2. Joel and Ethan Coen – No Country For Old Men – 2007

Roderick Jaynes, the Coen brothers’ loyal editor, was nominated for Oscars for both “Fargo” and “No Country for Old Men.” The kicker? He doesn’t exist. Ignore the credits: Joel and Ethan write, direct, produce and edit their own films. Jaynes is just another example of how these arch contrarians have sneaked into the Hollywood hierarchy without compromising their quirks – or their mystique.

Ever since childhood, when Joel raised money to buy a camera by mowing the lawns of suburban Minneapolis, the Coens have trod a seemingly random trail to the top. Their 1984 debut “Blood Simple” was a gritty noir. Next came wacky comedy “Raising Arizona.” A gangster film in “Miller’s Crossing.” “Barton Fink” and “The Big Lebowski,” both comedies with a twist. Unlikely remakes such as “True Grit” and “The Ladykillers” rub shoulders with ‘O Brother, Where Art Thou?”, a Depression-era bluegrass musical based on Homer’s “The Odyssey.” There is no telling what they are going to do next.

The Coens’ characters must feel the same way. Whether luckless antiheroes or lovable losers, they find themselves on wild goose chases, ending back where they began, like Oscar Isaac’s folk singer in “Inside Llewyn Davis.” Try as they might, they can’t escape destiny — as unforgettably embodied by Javier Bardem’s hideously coiffed, coin-tossing assassin in “No Country for Old Men.” Theirs are chaotic, amoral worlds.

To keep us guessing, the brothers are happy to leave plot threads dangling. “The Big Lebowski” makes mention of a huge bowling contest that never happens; major characters in “No Country for Old Men” meet their (presumably messy) fates off screen; and who knows what becomes of the ransom money so bitterly fought for in “Fargo”? One of the most infamous Coen tricks was to introduce the events of “Fargo” as “based on a true story” when they are not in the least. But it is just another way of saying “we’re not going to give you what you expect, but something better.” Jaynes, you imagine, would approve.

 

1. Roman Polanski – The Pianist – 2002

I’ll be honest, I’ve been a fan of Polanski’s movies for more than 40 years. He’s the first person made me aware of being a director and what a director does and how he can shape a film. It started with “Dance of the Vampires,” went on to “Rosemary’s Baby,” “Chinatown,” “The Ninth Gate,” “Frantic,” and I could keep going on.

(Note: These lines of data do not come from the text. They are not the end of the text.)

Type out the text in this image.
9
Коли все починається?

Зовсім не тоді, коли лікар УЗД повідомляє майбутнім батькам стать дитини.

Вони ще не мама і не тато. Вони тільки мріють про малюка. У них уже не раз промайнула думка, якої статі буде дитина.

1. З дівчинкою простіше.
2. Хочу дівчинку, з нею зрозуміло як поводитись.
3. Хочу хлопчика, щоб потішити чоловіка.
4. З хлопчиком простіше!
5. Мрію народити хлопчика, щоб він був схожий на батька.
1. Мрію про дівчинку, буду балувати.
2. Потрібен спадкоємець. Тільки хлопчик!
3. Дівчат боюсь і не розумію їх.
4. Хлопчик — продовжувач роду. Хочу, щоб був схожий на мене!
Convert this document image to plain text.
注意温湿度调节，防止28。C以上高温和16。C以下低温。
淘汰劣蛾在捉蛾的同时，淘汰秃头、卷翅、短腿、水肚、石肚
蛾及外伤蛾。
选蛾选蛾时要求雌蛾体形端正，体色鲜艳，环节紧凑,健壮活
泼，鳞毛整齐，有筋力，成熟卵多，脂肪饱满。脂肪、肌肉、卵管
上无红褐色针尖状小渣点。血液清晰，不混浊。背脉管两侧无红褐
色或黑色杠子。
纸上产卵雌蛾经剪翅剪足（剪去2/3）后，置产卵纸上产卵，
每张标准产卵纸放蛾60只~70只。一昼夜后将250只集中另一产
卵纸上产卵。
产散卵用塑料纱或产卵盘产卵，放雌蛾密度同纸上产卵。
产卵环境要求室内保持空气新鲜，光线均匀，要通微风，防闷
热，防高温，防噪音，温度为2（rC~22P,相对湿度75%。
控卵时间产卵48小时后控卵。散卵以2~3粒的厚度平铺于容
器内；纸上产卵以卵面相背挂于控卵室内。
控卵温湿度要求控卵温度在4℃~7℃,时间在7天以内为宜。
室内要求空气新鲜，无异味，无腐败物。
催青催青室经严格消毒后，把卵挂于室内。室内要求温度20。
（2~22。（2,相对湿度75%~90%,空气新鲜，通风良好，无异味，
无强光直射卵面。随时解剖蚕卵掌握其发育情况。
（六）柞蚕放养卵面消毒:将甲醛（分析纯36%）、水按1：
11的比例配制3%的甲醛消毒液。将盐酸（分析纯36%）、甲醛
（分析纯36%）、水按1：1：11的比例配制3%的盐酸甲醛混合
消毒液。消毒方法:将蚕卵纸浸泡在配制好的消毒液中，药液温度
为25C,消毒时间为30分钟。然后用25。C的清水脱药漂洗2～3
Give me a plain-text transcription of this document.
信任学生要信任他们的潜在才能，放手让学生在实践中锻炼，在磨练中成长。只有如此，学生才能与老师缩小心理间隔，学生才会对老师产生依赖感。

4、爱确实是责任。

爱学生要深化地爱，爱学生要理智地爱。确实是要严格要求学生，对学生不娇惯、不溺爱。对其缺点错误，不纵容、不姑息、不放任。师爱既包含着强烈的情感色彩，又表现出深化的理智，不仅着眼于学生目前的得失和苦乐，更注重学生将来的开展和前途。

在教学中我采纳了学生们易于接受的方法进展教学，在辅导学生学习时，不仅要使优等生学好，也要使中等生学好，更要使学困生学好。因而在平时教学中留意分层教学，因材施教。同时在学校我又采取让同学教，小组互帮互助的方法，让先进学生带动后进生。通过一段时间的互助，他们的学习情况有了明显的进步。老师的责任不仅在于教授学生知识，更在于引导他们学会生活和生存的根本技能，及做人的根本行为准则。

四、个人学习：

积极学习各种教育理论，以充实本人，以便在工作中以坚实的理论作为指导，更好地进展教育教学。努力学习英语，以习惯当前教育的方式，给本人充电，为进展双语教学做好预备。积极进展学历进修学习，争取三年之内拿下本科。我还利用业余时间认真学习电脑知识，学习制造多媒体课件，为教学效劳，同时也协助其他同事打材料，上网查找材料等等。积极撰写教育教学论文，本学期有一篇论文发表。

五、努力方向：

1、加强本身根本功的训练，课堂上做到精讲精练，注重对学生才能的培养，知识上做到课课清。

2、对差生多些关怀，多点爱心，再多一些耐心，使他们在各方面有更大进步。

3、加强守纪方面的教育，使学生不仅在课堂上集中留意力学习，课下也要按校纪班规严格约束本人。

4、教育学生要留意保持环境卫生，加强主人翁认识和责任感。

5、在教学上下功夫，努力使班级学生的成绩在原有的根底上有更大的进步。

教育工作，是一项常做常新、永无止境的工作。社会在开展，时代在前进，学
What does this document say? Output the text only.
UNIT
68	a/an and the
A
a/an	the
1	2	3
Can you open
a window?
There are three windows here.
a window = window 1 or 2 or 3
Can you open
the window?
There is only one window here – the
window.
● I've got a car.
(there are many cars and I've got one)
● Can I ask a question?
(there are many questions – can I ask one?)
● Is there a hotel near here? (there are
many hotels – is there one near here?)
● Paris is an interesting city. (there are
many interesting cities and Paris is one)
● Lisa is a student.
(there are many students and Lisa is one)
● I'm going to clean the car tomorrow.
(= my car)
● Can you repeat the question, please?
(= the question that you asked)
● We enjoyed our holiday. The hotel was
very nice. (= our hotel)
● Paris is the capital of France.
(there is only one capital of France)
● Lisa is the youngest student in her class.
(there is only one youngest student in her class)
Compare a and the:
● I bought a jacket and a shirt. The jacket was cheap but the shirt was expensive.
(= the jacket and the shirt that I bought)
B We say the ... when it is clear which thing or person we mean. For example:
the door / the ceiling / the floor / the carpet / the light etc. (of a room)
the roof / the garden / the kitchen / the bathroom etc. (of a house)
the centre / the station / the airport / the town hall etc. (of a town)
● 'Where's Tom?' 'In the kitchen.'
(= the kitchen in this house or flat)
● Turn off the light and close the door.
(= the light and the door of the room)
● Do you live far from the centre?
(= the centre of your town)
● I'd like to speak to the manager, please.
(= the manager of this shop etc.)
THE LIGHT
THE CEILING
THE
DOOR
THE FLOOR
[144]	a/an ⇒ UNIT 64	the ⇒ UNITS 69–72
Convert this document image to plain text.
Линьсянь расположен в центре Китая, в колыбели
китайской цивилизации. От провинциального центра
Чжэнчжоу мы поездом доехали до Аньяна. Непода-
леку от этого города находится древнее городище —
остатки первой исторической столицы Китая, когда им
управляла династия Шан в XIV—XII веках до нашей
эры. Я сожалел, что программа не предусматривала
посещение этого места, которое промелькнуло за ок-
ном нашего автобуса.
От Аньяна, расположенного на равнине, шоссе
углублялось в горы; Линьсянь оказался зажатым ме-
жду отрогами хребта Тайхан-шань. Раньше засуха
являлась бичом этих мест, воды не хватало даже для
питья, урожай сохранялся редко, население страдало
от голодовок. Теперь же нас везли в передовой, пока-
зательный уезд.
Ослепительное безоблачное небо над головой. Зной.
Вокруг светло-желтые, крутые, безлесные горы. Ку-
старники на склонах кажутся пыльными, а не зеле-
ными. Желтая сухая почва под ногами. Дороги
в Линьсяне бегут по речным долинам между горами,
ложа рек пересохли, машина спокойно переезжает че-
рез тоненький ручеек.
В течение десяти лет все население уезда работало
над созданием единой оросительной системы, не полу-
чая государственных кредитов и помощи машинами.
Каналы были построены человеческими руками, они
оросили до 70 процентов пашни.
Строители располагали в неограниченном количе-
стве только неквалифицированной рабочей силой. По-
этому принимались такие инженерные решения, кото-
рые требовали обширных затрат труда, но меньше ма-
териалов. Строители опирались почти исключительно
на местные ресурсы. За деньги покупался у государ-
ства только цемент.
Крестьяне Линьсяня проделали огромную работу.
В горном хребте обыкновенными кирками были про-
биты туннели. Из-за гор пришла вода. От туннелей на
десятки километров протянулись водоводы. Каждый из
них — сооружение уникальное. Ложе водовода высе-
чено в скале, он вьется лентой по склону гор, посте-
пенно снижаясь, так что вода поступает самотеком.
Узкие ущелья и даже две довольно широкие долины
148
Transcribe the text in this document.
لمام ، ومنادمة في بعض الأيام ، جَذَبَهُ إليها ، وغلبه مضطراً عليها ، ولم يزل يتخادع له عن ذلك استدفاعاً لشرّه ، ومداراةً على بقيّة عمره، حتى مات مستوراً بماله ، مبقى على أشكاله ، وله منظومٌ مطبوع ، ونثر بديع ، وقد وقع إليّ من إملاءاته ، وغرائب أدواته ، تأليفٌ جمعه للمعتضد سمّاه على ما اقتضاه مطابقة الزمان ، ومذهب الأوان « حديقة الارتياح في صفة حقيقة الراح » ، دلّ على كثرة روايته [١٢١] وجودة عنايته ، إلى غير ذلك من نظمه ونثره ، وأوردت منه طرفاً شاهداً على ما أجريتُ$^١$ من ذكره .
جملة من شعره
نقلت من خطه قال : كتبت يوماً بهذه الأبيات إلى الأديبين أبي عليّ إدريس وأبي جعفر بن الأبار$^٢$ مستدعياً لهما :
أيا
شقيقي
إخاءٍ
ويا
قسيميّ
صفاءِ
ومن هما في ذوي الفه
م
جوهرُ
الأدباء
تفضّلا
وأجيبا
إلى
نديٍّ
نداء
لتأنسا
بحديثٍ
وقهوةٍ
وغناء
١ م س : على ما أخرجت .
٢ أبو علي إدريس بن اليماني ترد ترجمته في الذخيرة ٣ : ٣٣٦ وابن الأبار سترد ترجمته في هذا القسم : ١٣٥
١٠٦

He has lived a life very much in the spotlight, for good or ill. Born in Paris to Polish parents, the family moved to Kraków prior to World War II. Although self-professed agnostics, his parents were sent to concentration camps; his mother was sent to Auschwitz. The 10-year-old Polanski adopted the name Romek Wilk and went to live with Catholic families for awhile before roaming the countryside, fending for himself.

He attended the State Film School in Todz, making a number of short films beginning with the uncompleted “Rower” (“The Bicycle”). His feature length début “Nóż W Wodzie” (“Knife in the Water”) brought him international recognition and he went on to work in London, Paris and Los Angeles on such films as “Repulsion,” “Cul de Sac,” “Rosemary’s Baby,” “Chinatown” and “Tess.”

A traumatic life that includes his internment in a German concentration camp, the early death of his mother and the horrifying murder of his second wife, Sharon Tate, has been reflected in his artistic concern with alienation, individual isolation and the understanding of evil.